Он и впрямь умел творить чудеса — вот на его ладони вспыхивал крошечный костер, куда он другой рукой начинал бросать тонкие щепки, разжигая пламя; вот он доставал изо рта золотую статуэтку Иштар с огромным животом — такие делают в Шеме — и та вдруг, к священному ужасу и восторгу публики, гнусавым голосом умоляла их: «Денег, денег дайте! Монет! Много! Дайте!» Зрители ревели словно стадо слонов, но денег не давали, отчего Иштар, по всей видимости, становилось очень грустно, и она замолкала, не произнося более ни слова. А вот вендиец швырял в небо свой длинный шелковый пояс — на миг загораясь в солнечном луче всеми цветами, он падал вниз, в руки фокусника, уже змеей, что блестела холодной кожей и высовывала жало, извиваясь злобно глядя на человека маленькими глазками.
Время от времени спрыгивая с повозки на землю, фокусник хватал приготовленную для него кружку с водой (через раз там было пиво), быстро опустошал ее, и опять залезал наверх, проклиная в душе своего отца, научившего его столь прибыльному ремеслу, а также себя самого, десять лет назад собравшего в Туране балаган. Не лучше ли было заняться чем-либо иным? Впрочем, он давно привык к тому, что его искусство вызывает у простого люда такой неизменный интерес. Главное — чтобы платили деньги! А поскольку платили они безропотно, он был готов показать им все фокусы, что знал. Но, разумеется, не целый день!
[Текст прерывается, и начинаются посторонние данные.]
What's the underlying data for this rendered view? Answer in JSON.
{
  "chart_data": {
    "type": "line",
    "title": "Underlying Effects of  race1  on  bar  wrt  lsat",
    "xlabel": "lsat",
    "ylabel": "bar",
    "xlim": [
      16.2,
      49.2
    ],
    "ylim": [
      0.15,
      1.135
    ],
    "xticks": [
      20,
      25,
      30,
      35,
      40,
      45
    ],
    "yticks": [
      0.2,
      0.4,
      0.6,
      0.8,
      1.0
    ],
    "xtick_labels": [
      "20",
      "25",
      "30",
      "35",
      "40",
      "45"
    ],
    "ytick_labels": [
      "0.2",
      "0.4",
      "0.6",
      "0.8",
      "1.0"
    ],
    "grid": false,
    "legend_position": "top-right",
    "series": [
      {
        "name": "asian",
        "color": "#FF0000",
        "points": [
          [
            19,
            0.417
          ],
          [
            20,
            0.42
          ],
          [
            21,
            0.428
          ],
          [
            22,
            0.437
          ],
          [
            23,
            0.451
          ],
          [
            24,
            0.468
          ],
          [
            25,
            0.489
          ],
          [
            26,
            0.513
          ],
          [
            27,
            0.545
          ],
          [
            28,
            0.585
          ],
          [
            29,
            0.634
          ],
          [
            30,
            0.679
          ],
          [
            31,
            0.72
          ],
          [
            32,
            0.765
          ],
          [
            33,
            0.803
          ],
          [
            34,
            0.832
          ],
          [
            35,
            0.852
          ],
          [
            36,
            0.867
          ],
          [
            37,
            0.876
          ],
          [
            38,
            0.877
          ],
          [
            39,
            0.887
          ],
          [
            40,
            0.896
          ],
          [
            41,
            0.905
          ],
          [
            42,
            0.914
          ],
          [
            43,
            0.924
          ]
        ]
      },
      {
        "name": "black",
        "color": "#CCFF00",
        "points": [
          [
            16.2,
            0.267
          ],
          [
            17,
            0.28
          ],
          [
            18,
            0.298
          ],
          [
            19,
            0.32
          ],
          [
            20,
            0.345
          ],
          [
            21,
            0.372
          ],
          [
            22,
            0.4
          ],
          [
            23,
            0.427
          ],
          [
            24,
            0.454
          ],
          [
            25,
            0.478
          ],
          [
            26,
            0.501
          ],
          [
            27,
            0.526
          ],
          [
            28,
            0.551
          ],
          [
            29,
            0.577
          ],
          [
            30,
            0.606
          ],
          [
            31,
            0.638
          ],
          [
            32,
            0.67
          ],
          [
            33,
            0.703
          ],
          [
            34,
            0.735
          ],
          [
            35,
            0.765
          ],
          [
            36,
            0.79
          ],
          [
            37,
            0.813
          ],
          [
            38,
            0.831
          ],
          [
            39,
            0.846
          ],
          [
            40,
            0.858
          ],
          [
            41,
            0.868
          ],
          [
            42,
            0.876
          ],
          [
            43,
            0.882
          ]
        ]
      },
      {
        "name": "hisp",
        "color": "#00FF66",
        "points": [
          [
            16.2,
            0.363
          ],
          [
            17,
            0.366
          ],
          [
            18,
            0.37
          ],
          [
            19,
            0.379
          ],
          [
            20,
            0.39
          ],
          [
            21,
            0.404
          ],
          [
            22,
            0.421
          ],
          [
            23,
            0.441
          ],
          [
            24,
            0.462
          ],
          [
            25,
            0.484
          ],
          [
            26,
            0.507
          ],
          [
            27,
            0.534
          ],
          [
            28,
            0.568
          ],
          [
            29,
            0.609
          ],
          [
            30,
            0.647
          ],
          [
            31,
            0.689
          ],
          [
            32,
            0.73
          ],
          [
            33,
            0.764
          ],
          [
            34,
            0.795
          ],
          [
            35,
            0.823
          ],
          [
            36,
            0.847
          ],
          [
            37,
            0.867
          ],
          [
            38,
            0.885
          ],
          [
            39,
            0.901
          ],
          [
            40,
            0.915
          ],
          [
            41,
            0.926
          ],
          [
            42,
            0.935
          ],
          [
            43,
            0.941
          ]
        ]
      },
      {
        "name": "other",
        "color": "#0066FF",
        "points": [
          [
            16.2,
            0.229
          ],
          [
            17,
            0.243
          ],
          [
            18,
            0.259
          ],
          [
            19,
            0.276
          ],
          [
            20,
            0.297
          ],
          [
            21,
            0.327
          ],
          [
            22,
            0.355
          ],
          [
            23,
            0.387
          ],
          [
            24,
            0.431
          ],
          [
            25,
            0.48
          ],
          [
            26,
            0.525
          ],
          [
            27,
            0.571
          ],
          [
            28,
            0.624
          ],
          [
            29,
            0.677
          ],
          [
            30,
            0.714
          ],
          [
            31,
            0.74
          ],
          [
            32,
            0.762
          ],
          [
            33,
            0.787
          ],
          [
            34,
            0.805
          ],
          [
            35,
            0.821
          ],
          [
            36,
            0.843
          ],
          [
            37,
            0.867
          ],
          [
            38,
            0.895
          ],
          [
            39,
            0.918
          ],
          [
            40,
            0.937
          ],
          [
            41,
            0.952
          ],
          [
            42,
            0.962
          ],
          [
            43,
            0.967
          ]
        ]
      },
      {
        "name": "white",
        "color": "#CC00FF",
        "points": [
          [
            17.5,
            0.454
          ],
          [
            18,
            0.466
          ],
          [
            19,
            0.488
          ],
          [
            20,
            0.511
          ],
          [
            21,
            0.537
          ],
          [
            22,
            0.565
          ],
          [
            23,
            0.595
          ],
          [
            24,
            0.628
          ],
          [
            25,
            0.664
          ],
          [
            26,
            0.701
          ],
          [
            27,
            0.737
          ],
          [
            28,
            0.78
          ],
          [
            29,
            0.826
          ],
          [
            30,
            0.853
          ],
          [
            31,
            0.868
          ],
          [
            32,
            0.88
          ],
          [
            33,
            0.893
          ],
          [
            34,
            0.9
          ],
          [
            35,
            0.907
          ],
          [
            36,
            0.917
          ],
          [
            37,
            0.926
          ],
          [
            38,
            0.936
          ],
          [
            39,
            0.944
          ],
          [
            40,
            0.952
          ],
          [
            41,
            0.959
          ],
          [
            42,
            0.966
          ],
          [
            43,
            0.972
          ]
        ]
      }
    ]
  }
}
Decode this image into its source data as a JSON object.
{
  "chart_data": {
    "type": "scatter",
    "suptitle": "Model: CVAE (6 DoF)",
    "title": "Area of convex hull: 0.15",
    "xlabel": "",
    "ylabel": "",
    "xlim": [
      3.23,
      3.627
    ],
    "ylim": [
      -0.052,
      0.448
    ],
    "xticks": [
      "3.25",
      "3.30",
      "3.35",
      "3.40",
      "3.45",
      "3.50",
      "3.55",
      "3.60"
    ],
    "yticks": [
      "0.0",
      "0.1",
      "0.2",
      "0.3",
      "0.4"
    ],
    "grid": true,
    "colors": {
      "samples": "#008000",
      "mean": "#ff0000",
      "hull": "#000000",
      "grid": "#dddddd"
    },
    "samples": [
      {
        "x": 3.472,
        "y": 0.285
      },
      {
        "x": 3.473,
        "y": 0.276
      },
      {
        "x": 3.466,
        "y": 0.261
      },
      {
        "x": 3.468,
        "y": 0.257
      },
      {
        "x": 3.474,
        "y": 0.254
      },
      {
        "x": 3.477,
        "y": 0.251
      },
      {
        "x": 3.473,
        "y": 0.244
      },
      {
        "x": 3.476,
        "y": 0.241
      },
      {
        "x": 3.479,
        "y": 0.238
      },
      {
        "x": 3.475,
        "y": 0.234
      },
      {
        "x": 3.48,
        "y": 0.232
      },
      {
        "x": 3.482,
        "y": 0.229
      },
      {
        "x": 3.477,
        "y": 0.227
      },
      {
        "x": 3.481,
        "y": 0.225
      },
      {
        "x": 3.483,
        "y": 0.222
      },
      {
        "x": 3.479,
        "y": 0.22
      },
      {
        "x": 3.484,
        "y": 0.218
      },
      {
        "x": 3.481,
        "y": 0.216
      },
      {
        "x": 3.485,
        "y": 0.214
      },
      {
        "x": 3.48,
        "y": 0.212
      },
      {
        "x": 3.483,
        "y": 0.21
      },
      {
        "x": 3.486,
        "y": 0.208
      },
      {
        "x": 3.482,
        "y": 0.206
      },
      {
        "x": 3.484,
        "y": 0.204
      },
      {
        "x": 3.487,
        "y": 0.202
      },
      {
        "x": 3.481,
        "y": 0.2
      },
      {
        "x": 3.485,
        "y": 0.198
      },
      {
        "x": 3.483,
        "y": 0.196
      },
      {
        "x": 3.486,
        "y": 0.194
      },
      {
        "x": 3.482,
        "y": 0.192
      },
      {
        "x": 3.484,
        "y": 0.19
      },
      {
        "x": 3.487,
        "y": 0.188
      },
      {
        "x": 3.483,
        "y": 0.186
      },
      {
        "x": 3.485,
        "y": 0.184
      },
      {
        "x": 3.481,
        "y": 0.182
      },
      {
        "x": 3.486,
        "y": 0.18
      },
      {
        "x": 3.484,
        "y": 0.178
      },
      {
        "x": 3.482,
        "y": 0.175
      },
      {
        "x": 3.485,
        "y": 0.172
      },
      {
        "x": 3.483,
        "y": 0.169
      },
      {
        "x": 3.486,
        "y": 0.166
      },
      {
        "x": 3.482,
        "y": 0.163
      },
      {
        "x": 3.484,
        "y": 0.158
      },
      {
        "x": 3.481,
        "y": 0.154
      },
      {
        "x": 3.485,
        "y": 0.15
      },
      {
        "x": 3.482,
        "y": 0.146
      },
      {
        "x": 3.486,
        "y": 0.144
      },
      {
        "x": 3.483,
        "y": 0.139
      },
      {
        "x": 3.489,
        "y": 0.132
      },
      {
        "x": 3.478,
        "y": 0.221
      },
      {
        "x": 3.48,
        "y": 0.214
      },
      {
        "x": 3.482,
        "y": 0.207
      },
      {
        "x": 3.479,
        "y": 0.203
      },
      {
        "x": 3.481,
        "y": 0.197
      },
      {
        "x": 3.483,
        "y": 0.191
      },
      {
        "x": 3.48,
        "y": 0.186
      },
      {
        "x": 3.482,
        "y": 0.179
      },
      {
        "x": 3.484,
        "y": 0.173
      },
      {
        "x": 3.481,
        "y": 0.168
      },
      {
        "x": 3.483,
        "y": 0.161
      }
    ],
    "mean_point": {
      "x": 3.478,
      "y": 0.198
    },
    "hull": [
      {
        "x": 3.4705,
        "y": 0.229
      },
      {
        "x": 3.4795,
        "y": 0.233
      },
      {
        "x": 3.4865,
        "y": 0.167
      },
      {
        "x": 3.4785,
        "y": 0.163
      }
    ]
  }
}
На сей раз дела обстояли совсем неважно: денег публика уже не платила, а зрелища требовала, угрожающе потрясая пустыми глиняными кружками. Вендиец понимал, что если он позволит себе бездельничать, эти снаряды полетят в его голову, а потому довольствовался тем, что тихо поносил зрителей со всем их потомством, не забывая при этом чарующе улыбаться им, и вновь взмахивал платком, начиная очередной фокус.
Но силы были на исходе. Обливаясь потом, чувствуя, как в глазах начинает двоиться и троиться, он с нетерпением ждал, когда наконец король соизволит произнести приветственную речь — за это время он мог бы отдохнуть, а после, пустив в небо стрелу, под шумок убраться отсюда.
— Хадж Матхаралла, — запинаясь, позвал его акробат Янго. За шесть лет недоумок так и не смог научиться произносить его имя быстро и четко.
Вендиец спрыгнул с повозки, хватая из рук Янго кружку с водой; улыбка тут же исчезла с его лица, сменившись злобной гримасой. Шипя и скрежеща зубами, фокусник выпил воду, от всей души желая публике немедленно провалиться в царство Нергала, и полез было снова наверх, но акробат остановил его.
— Хадж Матка… Матра… харалла… — пробормотал он, со страхом глядя на хозяина, чей угрюмый и вспыльчивый нрав не на шутку пугал его. — Там пришел… лицедей… Чужой…
— Какой еще чужой лицедей? — вендиец поднял маленькие кулачки и поднес их к носу парня, который был гораздо выше и здоровее его. — Что ты несешь, ублюдок?